This is an example app built with PostgREST to show a new way to ship open-source apps for self-hosting. This article explains the motivation and a step-by-step explanation, but in short, we define the schema, postgREST can serve both the initial HTML page as well as a full-fledged and secure REST api. The HTML page then loads the via Javascript from CDN which makes use of the REST api. In essence, there is only [backend.sql] and [frontend.js] to worry about. The user runs backend.sql
on her database, and the developers maintain frontend.js
on a CDN.
- Run the
backend.sql
on your postgresql database:psql < backend.sql
- Start PostgREST with these parameters:
PGRST_RAW_MEDIA_TYPES=text/html PGRST_DB_URI=postgres://postgrest:mysecretpassword@localhost:5432/dbname PGRST_DB_ANON_ROLE=web_anon PGRST_DB_SCHEMAS=todo PGRST_JWT_SECRET=your-256-bit-secret-your-256-bit-secret PGRST_LOG_LEVEL=info postgrest
- Your ToDo app is now ready at http://localhost:3000/rpc/homepage
- Anonymous users will be able to see two existing tasks, but they won't be able to create/update/delete
- If you used the same secret and role name as given, you can use this token to login as a user:
eyJhbGciOiJIUzI1NiIsInR5cCI6IkpXVCJ9.eyJyb2xlIjoidG9kb191c2VyIn0.xXy_2x-iYau-SKFi_XTulaRvfQ6MXx9P5M-AqxOKbs8
- After logging in, user can create/update/delete their own tasks, but not anybody else's - even if they attempt direct API calls
- For real-world usage, you will also need nginx/caddy in front of postgrest to handle domain name, SSL certificate etc.

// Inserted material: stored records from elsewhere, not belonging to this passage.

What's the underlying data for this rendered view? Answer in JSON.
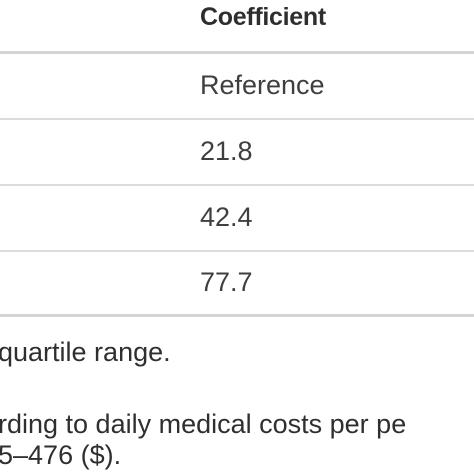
{
  "table": {
    "header": {
      "coefficient": "Coefficient"
    },
    "rows": [
      {
        "coefficient": "Reference"
      },
      {
        "coefficient": "21.8"
      },
      {
        "coefficient": "42.4"
      },
      {
        "coefficient": "77.7"
      }
    ]
  },
  "footnotes": {
    "abbreviation": "quartile range.",
    "note_line_1": "rding to daily medical costs per pe",
    "note_line_2": "5–476 ($)."
  }
}
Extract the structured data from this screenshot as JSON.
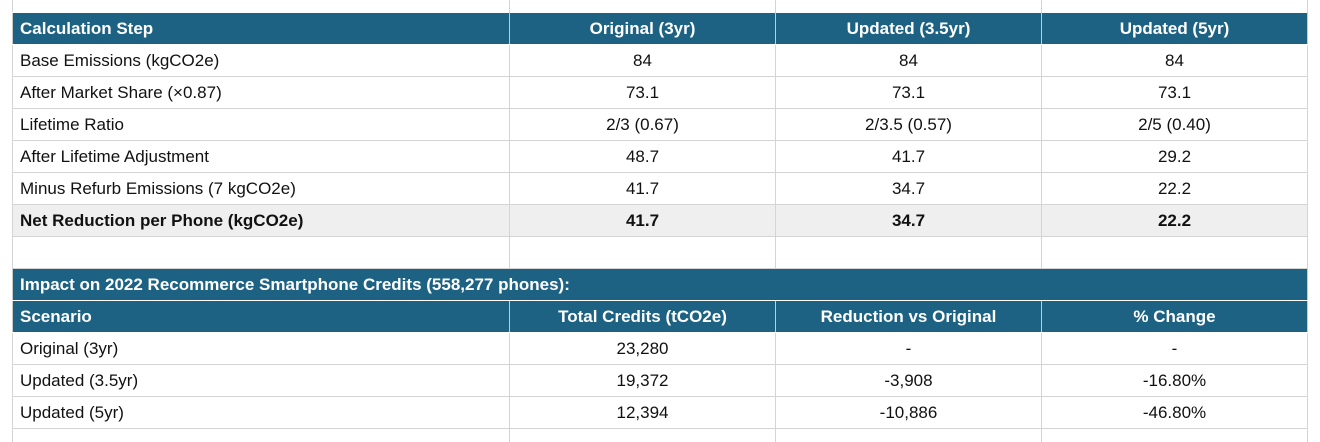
{
  "calc_table": {
    "headers": [
      "Calculation Step",
      "Original (3yr)",
      "Updated (3.5yr)",
      "Updated (5yr)"
    ],
    "rows": [
      [
        "Base Emissions (kgCO2e)",
        "84",
        "84",
        "84"
      ],
      [
        "After Market Share (×0.87)",
        "73.1",
        "73.1",
        "73.1"
      ],
      [
        "Lifetime Ratio",
        "2/3 (0.67)",
        "2/3.5 (0.57)",
        "2/5 (0.40)"
      ],
      [
        "After Lifetime Adjustment",
        "48.7",
        "41.7",
        "29.2"
      ],
      [
        "Minus Refurb Emissions (7 kgCO2e)",
        "41.7",
        "34.7",
        "22.2"
      ],
      [
        "Net Reduction per Phone (kgCO2e)",
        "41.7",
        "34.7",
        "22.2"
      ]
    ]
  },
  "impact_section": {
    "title": "Impact on 2022 Recommerce Smartphone Credits (558,277 phones):",
    "headers": [
      "Scenario",
      "Total Credits (tCO2e)",
      "Reduction vs Original",
      "% Change"
    ],
    "rows": [
      [
        "Original (3yr)",
        "23,280",
        "-",
        "-"
      ],
      [
        "Updated (3.5yr)",
        "19,372",
        "-3,908",
        "-16.80%"
      ],
      [
        "Updated (5yr)",
        "12,394",
        "-10,886",
        "-46.80%"
      ]
    ]
  },
  "colors": {
    "header_bg": "#1e6283",
    "header_text": "#ffffff",
    "highlight_row_bg": "#efefef",
    "grid_line": "#d4d4d4"
  }
}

- Also, see how to harden the security for postgREST
Test the API:
Anonymous users can read the todos:
curl http://localhost:3000/tasks
But they shouldn't be able to insert todos:
curl http://localhost:3000/tasks -X POST -H "Content-Type: application/json" -d '{"name": "do bad thing"}'
Logged-in users need a JWT token, preferably expirable. So, first decide the expiry duration and get the timestamp:
select extract(epoch from now() + '5 minutes'::interval) :: integer
And then use {"role": "todo_user", "exp": timestamp}
as the payload to generate the JWT. You can do it manually on jwt.io
With the JWT, inserts should work:
curl http://localhost:3000/tasks -X POST \
-H "Authorization: Bearer $TOKEN" \
-H "Content-Type: application/json" \
-d '{"name": "learn how to auth"}'
Or updates:
curl http://localhost:3000/tasks -X PATCH \
-H "Authorization: Bearer $TOKEN" \
-H "Content-Type: application/json" \
-d '{"done": true}'
To allow a new user to manage their own todos, just run the following on your postgres:
create role second_user nologin;
grant usage on schema todo to second_user;
grant second_user to postgrest;
grant all on todo.tasks to second_user;
grant usage, select on sequence todo.tasks_id_seq to second_user;
And then generate a valid JWT token for them as explained above. They can enter this in the app UI and login.